Why VPNs Should Be IPv6-Enabled
It may not feel like it, but the Internet has been on the verge of seizing up for years. Like a city running out of space to build homes, the web is experiencing a serious shortage of new IPv4 addresses. And, just as cities adopt vertical building techniques to create more space, technicians have created a way out- IPv6.
What is IPv6?
IPv6 is the latest form of the Internet Protocol (IP), which provides a way to assign unique addresses to every website, ensuring that traffic can be routed to the correct destinations, and users can be authenticated properly to gain access to the content they need.
When IPv4 was created, its designers had no idea how large the web would become. According to the addressing system, four billion unique addresses could be created. That seemed infinite in the 1980s, but now we’re very close to the limit. Thankfully, IPv6 was created in response. This new addressing system uses a 128-bit standard, with the capacity for 340 billion billion billion billion addresses - more than enough to accommodate the net’s expansion for the next few decades, at least.
As the Internet expands, it is vital to mainstream IPv6. However, according to Google, only around 30% of web users have adopted the new addresses, but how does this affect Virtual Private Networks (VPNs)?
What does it mean for a VPN to be IPv6-enabled?
Put simply, if a VPN is not configured to handle IPv6, it is very unlikely that it will be able to protect the identities of those using the new IP standard. The end result could well be recurrent leaks - exactly what VPN users want to avoid. Fortunately, some providers are ahead of the curve. These companies have retooled their servers and software to be fully or partially IPv6-enabled.
There are two main ways for VPN providers to handle the transition to IPv6: blocking IPv6 and transferring users to IPv4, or replacing their servers and protocols with systems that can deal with IPv6.
Some major VPNs have opted to use the first approach. This doesn’t mean that users will be assigned completely anonymous IPv6 addresses. Instead, these providers will block the user’s IPv6 address, assigning them a fresh IPv4 address instead.

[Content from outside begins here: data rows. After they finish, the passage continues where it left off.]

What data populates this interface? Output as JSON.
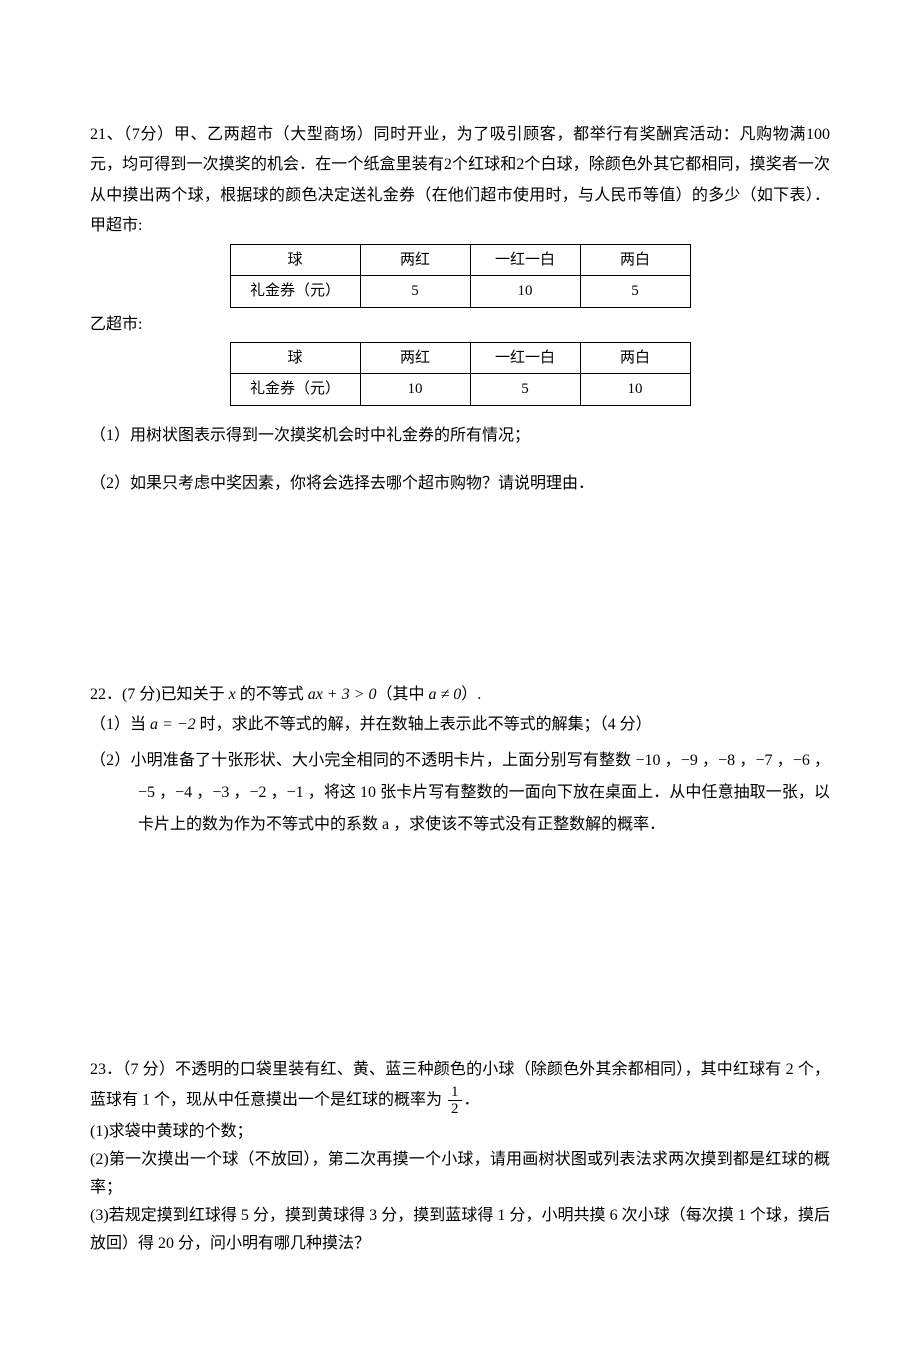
{
  "q21": {
    "intro": "21、（7分）甲、乙两超市（大型商场）同时开业，为了吸引顾客，都举行有奖酬宾活动：凡购物满100元，均可得到一次摸奖的机会．在一个纸盒里装有2个红球和2个白球，除颜色外其它都相同，摸奖者一次从中摸出两个球，根据球的颜色决定送礼金券（在他们超市使用时，与人民币等值）的多少（如下表）．甲超市:",
    "table_headers": [
      "球",
      "两红",
      "一红一白",
      "两白"
    ],
    "table_row_label": "礼金券（元）",
    "jia_values": [
      "5",
      "10",
      "5"
    ],
    "yi_label": "乙超市:",
    "yi_values": [
      "10",
      "5",
      "10"
    ],
    "sub1": "（1）用树状图表示得到一次摸奖机会时中礼金券的所有情况；",
    "sub2": "（2）如果只考虑中奖因素，你将会选择去哪个超市购物？请说明理由．"
  },
  "q22": {
    "intro_a": "22．(7 分)已知关于 ",
    "intro_b": " 的不等式 ",
    "intro_c": "（其中 ",
    "intro_d": "）.",
    "var_x": "x",
    "inequality": "ax + 3 > 0",
    "condition": "a ≠ 0",
    "sub1_a": "（1）当 ",
    "sub1_val": "a = −2",
    "sub1_b": " 时，求此不等式的解，并在数轴上表示此不等式的解集；（4 分）",
    "sub2": "（2）小明准备了十张形状、大小完全相同的不透明卡片，上面分别写有整数 −10 ，−9 ，−8 ，−7 ，−6 ，−5 ，−4 ，−3 ，−2 ，−1 ，将这 10 张卡片写有整数的一面向下放在桌面上．从中任意抽取一张，以卡片上的数为作为不等式中的系数 a ，求使该不等式没有正整数解的概率．"
  },
  "q23": {
    "intro_a": "23．（7 分）不透明的口袋里装有红、黄、蓝三种颜色的小球（除颜色外其余都相同），其中红球有 2 个，蓝球有 1 个，现从中任意摸出一个是红球的概率为 ",
    "intro_b": "．",
    "frac_num": "1",
    "frac_den": "2",
    "sub1": "(1)求袋中黄球的个数；",
    "sub2": "(2)第一次摸出一个球（不放回），第二次再摸一个小球，请用画树状图或列表法求两次摸到都是红球的概率；",
    "sub3": "(3)若规定摸到红球得 5 分，摸到黄球得 3 分，摸到蓝球得 1 分，小明共摸 6 次小球（每次摸 1 个球，摸后放回）得 20 分，问小明有哪几种摸法？"
  }
}
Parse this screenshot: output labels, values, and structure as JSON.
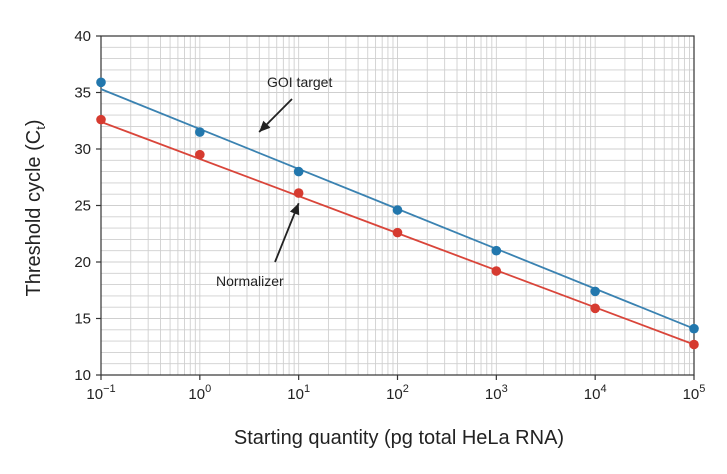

Others have taken the second route. These VPNs have started to offer complete IPv6 anonymity. It’s less common than blocking IPv6, but more providers are offering this service.
At the same time, more primitive VPNs don’t have the ability to block IPv6, and many ignore it completely. If users have any concerns about IPv6 leak protection, those providers should be avoided at all costs.
Why should users and VPNs make the switch to IPv6?
There are some excellent reasons to move over to IPv6, some based around user experience and privacy, and others which apply to VPNs themselves:
IPv6 is imperative to the future of the Internet, so it makes sense to adopt the new standard as soon as possible.
There are advantages for organizations that are reliant on the Internet of Things. Businesses might appreciate the ability to expand their use of IoT sensors without worrying about IPv4 limitations.
There are efficiency gains for handling multiple IPv6 addresses over their IPv4 precursors.
Multicasting comes standard with IPv6. That could be a game-changer for businesses that rely on multimedia streaming.
Why you should choose a VPN that’s ready for IPv6
The benefits listed above are significant, but they need to be understood alongside security risks. At the moment, some experts see IPv6 as a riskier standard than IPv4, as the newer system puts users more at risk from packet injection and reflection attacks.
However, the main vulnerabilities are associated with the transition from IPv6 to IPv4, which occurs whenever IPv6 users need to access services that haven’t updated their systems. It may also apply to VPNs that block IPv6 and assign anonymized IPv4 addresses instead. There may also be speed losses involved in switching tunnels between IPv4 and IPv6, giving VPNs that cater purely to IPv6 a major advantage.
This means that IPv6 users have a choice - choose VPNs that are adapted for their address standard, choose VPNs that use the IPv6 blocking workaround, or take their chances with standard VPNs. The smartest route to take, of course, is to choose a VPN that is ready for IPv6!
Any views, positions, statements or opinions of a guest blog post are those of the author alone and do not represent those of ARIN. ARIN does not guarantee the accuracy, completeness or validity of any claims or statements, nor shall ARIN be liable for any representations, omissions or errors contained in a guest blog post.